Be careful how well your kids fit in. You say, 'But I want my child to be well-liked.' We all do, but if your child is well-liked for the wrong reasons, he or she will be the wrong kid, the person who conformed for short-term satisfaction. When one starts down that trail, they rarely turn around. The allure of popularity is great.
I'm not saying we want to produce a generation of outcasts. But, think about it:
Given a choice between outcast and typecast, which type are you trying to produce?
God's children are not to be like other children. Nor are they to be haughty and holier than thou. It's a delicate balance that will feel right some days, so very wrong some days. That can be a roller coaster ride of insecurity for the most surrendered Christ-follower. The key is that their security be found in nothing besides their identity in Christ. With you backing up that message, that is enough!
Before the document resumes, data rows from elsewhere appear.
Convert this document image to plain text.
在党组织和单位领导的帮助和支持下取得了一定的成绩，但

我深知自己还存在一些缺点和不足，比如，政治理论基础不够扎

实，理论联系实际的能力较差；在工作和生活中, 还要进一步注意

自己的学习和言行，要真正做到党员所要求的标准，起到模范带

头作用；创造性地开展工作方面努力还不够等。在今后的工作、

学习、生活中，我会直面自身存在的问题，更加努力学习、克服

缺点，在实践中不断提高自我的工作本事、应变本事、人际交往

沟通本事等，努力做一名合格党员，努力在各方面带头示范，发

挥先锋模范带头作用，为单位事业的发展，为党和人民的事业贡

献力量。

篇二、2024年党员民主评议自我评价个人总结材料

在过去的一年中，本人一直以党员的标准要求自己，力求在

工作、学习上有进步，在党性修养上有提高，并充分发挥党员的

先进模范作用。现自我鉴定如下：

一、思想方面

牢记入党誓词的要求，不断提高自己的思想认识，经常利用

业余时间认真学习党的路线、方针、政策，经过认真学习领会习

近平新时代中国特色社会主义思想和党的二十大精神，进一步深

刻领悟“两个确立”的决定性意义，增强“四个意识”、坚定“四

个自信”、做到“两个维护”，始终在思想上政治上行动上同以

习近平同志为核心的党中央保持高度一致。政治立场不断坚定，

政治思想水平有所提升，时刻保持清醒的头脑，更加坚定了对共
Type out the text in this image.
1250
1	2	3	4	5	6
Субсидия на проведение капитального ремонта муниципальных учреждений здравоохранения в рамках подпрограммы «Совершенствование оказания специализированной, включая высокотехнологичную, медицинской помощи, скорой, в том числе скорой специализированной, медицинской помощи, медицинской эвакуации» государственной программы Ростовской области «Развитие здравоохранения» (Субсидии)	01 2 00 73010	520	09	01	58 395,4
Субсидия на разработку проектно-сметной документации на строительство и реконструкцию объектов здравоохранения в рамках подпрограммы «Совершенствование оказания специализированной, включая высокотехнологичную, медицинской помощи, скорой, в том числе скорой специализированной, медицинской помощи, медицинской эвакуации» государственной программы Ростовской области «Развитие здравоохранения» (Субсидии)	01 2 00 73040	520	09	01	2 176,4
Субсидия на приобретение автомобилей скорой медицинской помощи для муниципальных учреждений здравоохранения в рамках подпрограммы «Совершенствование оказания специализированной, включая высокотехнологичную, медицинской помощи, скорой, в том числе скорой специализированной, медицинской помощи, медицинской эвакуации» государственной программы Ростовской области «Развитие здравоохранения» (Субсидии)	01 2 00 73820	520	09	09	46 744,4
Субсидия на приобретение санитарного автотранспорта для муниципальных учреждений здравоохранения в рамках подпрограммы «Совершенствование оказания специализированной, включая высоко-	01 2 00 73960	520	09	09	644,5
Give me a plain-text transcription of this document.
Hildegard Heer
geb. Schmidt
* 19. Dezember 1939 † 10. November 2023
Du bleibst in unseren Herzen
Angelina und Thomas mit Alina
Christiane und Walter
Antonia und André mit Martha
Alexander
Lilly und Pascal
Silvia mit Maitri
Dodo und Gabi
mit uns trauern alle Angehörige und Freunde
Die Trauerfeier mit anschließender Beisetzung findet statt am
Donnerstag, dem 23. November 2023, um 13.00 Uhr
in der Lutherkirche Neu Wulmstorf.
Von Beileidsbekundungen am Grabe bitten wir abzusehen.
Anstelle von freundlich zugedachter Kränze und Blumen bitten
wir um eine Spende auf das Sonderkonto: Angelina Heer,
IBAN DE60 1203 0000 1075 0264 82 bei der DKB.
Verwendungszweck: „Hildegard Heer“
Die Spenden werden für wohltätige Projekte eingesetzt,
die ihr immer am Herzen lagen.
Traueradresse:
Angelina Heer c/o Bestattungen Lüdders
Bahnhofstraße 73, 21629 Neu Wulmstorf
Being a child of God will cost your children some points on the cool meter. But cool is often merely the enemy's way of being (luke)warm. A cool Christian in a public school is possible depending on the demeanor, gifts and personality of the teen and the culture of the school. But there is no perfect formula, no guarantee. What satisfies your child has to be on a higher plain. Ridicule and disdain shouldn't be desired, but it must be acceptable if it comes for the right reason.
Verses 2-3 give us more clues. "Dear friends, now we are children of God, and what we will be has not yet been made known. But we know that when He appears, we shall be like Him, for we shall see Him as He is. Everyone who has this hope in Him purifies Himself, just as He is pure."
The unsaved or carnal Christian child needs to be cool to have identity. The born again child has identity, and is working to discover "what (he) will be" as he matures into it. He is not trying to be like the cool kids. He is not wearing stripes because the other kids are. (Now, if he is wearing plaids and stripes, please, homeschool!)
Here is what the child who knows his identity, knows Whose he is, is doing: "Everyone who has this hope in Him purifies himself."
The purification process includes not doing some cool things because a) they are a bad witness, b) they don't need to be cool in the world's eyes because they are sooo cool in God's eyes.
How do you make this work? If I knew that precisely I'd be a gazillionaire author and conference speaker, spitting out the formula to the mass of hurting parents! (Now, that would be cool LOL) We humans keep messing this up. But here's the deal: it comes down to them knowing who they are, and that comes down to you introducing them to Christ, leading them to salvation, and unpacking for them what the Word of God says about their identity.
That's a lot of hard work. I know, Judy and I are speaking it daily to two teens and a pre-teen. But it's worth it. Sometimes it's cool to see your kids be uncool.